Auch Verteidigungsminister Rumsfeld spielte eine Rolle in den anhaltenden Manövern um Ölpipelines. Während seines Besuchs am 14. Dezember in der aserbaidschanischen Hauptstadt Baku sicherte er Vertretern dieses ölreichen Staats am Kaspischen Meer zu, dass die amerikanische Regierung die Sanktionen aufheben werde, die 1992 wegen Aserbaidschans Konflikt mit Armenien um die Enklave Bergkarabach verhängt worden waren.

Aserbaidschan und Armenien haben sich beide dem militärischen Vorstoß der Vereinigten Staaten nach Zentralasien gefügt und dem Pentagon Passierrechte und die Benutzung von Flughäfen angeboten. Rumsfelds Besuch und seine versöhnlichen Bemerkungen waren die Belohnung dafür. Rumsfeld sagte gegenüber Präsident Hajdar Alijew, dass die amerikanische Regierung mit den Kongressführern übereingekommen sei, auf die Sanktionen zu verzichten.

Am 28. November gab das Weiße Haus eine Stellungnahme heraus, in der die offizielle Eröffnung der ersten neuen Pipeline durch das Kaspische Pipeline Konsortium (CPC) begrüßt wurde, einem Joint Venture von Russland, Kasachstan, Oman, ChevronTexaco, ExxonMobil und sieben anderen Ölkonzernen. Die Pipeline verbindet die riesigen Tengiz-Ölfelder in Nordwestkasachstan mit dem russischen Schwarzmeerhafen Noworossisk, von wo aus Tanker das Öl dem Weltmarkt zuführen. Amerikanische Konzerne übernahmen eine Milliarde der sich insgesamt auf 2,65 Milliarden Dollar belaufenden Baukosten.
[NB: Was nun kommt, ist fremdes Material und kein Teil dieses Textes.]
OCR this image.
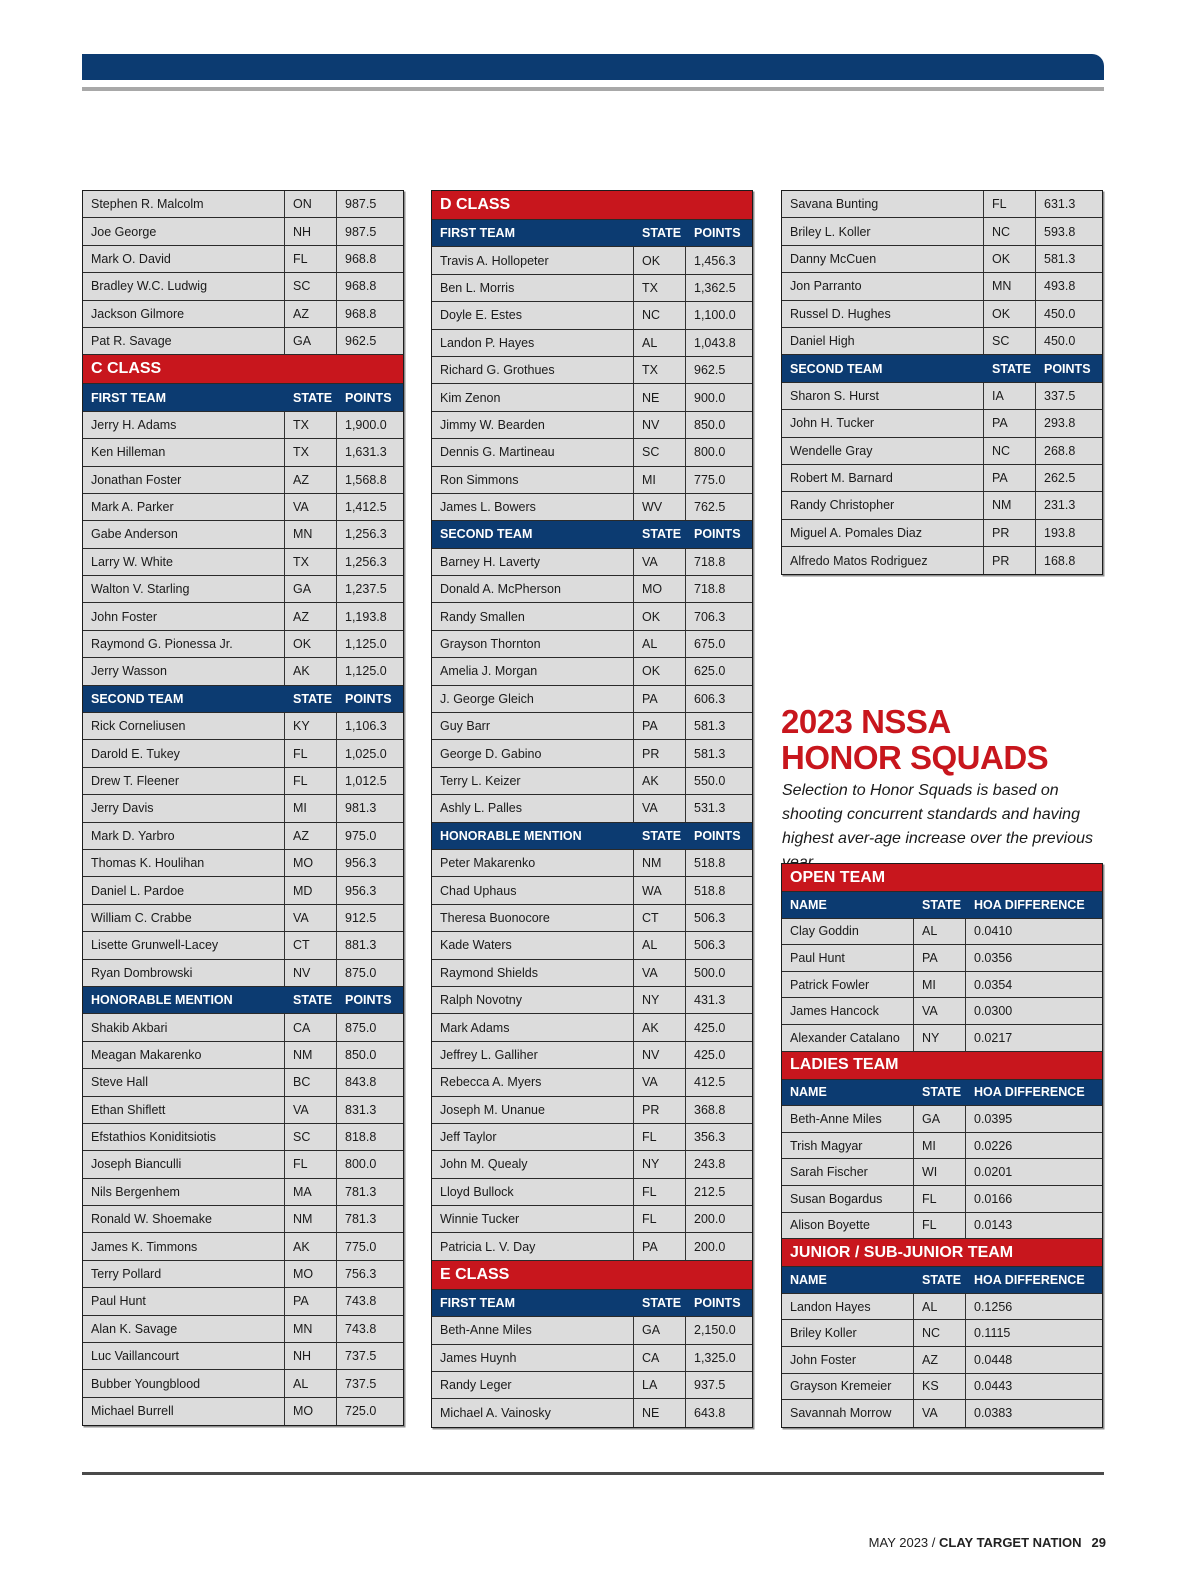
Stephen R. Malcolm	ON	987.5
Joe George	NH	987.5
Mark O. David	FL	968.8
Bradley W.C. Ludwig	SC	968.8
Jackson Gilmore	AZ	968.8
Pat R. Savage	GA	962.5
C CLASS
FIRST TEAM	STATE	POINTS
Jerry H. Adams	TX	1,900.0
Ken Hilleman	TX	1,631.3
Jonathan Foster	AZ	1,568.8
Mark A. Parker	VA	1,412.5
Gabe Anderson	MN	1,256.3
Larry W. White	TX	1,256.3
Walton V. Starling	GA	1,237.5
John Foster	AZ	1,193.8
Raymond G. Pionessa Jr.	OK	1,125.0
Jerry Wasson	AK	1,125.0
SECOND TEAM	STATE	POINTS
Rick Corneliusen	KY	1,106.3
Darold E. Tukey	FL	1,025.0
Drew T. Fleener	FL	1,012.5
Jerry Davis	MI	981.3
Mark D. Yarbro	AZ	975.0
Thomas K. Houlihan	MO	956.3
Daniel L. Pardoe	MD	956.3
William C. Crabbe	VA	912.5
Lisette Grunwell-Lacey	CT	881.3
Ryan Dombrowski	NV	875.0
HONORABLE MENTION	STATE	POINTS
Shakib Akbari	CA	875.0
Meagan Makarenko	NM	850.0
Steve Hall	BC	843.8
Ethan Shiflett	VA	831.3
Efstathios Koniditsiotis	SC	818.8
Joseph Bianculli	FL	800.0
Nils Bergenhem	MA	781.3
Ronald W. Shoemake	NM	781.3
James K. Timmons	AK	775.0
Terry Pollard	MO	756.3
Paul Hunt	PA	743.8
Alan K. Savage	MN	743.8
Luc Vaillancourt	NH	737.5
Bubber Youngblood	AL	737.5
Michael Burrell	MO	725.0
D CLASS
FIRST TEAM	STATE	POINTS
Travis A. Hollopeter	OK	1,456.3
Ben L. Morris	TX	1,362.5
Doyle E. Estes	NC	1,100.0
Landon P. Hayes	AL	1,043.8
Richard G. Grothues	TX	962.5
Kim Zenon	NE	900.0
Jimmy W. Bearden	NV	850.0
Dennis G. Martineau	SC	800.0
Ron Simmons	MI	775.0
James L. Bowers	WV	762.5
SECOND TEAM	STATE	POINTS
Barney H. Laverty	VA	718.8
Donald A. McPherson	MO	718.8
Randy Smallen	OK	706.3
Grayson Thornton	AL	675.0
Amelia J. Morgan	OK	625.0
J. George Gleich	PA	606.3
Guy Barr	PA	581.3
George D. Gabino	PR	581.3
Terry L. Keizer	AK	550.0
Ashly L. Palles	VA	531.3
HONORABLE MENTION	STATE	POINTS
Peter Makarenko	NM	518.8
Chad Uphaus	WA	518.8
Theresa Buonocore	CT	506.3
Kade Waters	AL	506.3
Raymond Shields	VA	500.0
Ralph Novotny	NY	431.3
Mark Adams	AK	425.0
Jeffrey L. Galliher	NV	425.0
Rebecca A. Myers	VA	412.5
Joseph M. Unanue	PR	368.8
Jeff Taylor	FL	356.3
John M. Quealy	NY	243.8
Lloyd Bullock	FL	212.5
Winnie Tucker	FL	200.0
Patricia L. V. Day	PA	200.0
E CLASS
FIRST TEAM	STATE	POINTS
Beth-Anne Miles	GA	2,150.0
James Huynh	CA	1,325.0
Randy Leger	LA	937.5
Michael A. Vainosky	NE	643.8
Savana Bunting	FL	631.3
Briley L. Koller	NC	593.8
Danny McCuen	OK	581.3
Jon Parranto	MN	493.8
Russel D. Hughes	OK	450.0
Daniel High	SC	450.0
SECOND TEAM	STATE	POINTS
Sharon S. Hurst	IA	337.5
John H. Tucker	PA	293.8
Wendelle Gray	NC	268.8
Robert M. Barnard	PA	262.5
Randy Christopher	NM	231.3
Miguel A. Pomales Diaz	PR	193.8
Alfredo Matos Rodriguez	PR	168.8
2023 NSSA
HONOR SQUADS
Selection to Honor Squads is based on shooting concurrent standards and having highest aver-age increase over the previous
OPEN TEAM
NAME	STATE	HOA DIFFERENCE
Clay Goddin	AL	0.0410
Paul Hunt	PA	0.0356
Patrick Fowler	MI	0.0354
James Hancock	VA	0.0300
Alexander Catalano	NY	0.0217
LADIES TEAM
NAME	STATE	HOA DIFFERENCE
Beth-Anne Miles	GA	0.0395
Trish Magyar	MI	0.0226
Sarah Fischer	WI	0.0201
Susan Bogardus	FL	0.0166
Alison Boyette	FL	0.0143
JUNIOR / SUB-JUNIOR TEAM
NAME	STATE	HOA DIFFERENCE
Landon Hayes	AL	0.1256
Briley Koller	NC	0.1115
John Foster	AZ	0.0448
Grayson Kremeier	KS	0.0443
Savannah Morrow	VA	0.0383
MAY 2023 / CLAY TARGET NATION 29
In der Stellungnahme von Bush heißt es: "Das Projekt der CPC befördert auch die nationale Energiepolitik meiner Regierung, indem ein Netz verschiedener Pipelines im Kaspischen Raum entwickelt wird, zu dem auch die Ölpipelines Baku-Tiblis-Ceyhan, Baku-Supsa und Baku-Noworossisk sowie die Gaspipeline Baku-Tiblis-Erzurum gehören."

Die amerikanische Presse ist auf diese Erklärung kaum eingegangen. Ebenso wenig widmeten sich die Medien der Tatsache, dass das Pipeline-Konsortium, das den Baku-Ceyhan-Plan verfolgt und vom britischen Ölkonzern BP angeführt wird, in juristischen Fragen vom Unternehmen Baker & Botts vertreten wird. Der führende Anwalt dieses Unternehmens ist James Baker III, der unter Bushs Vater Außenminister war sowie als Hauptsprecher für Bush im Wahlkampf 2000 auftrat. Während dieser Kampagne wurde erfolgreich die Neuauszählung der Stimmen im Bundesstaat Florida unterbunden.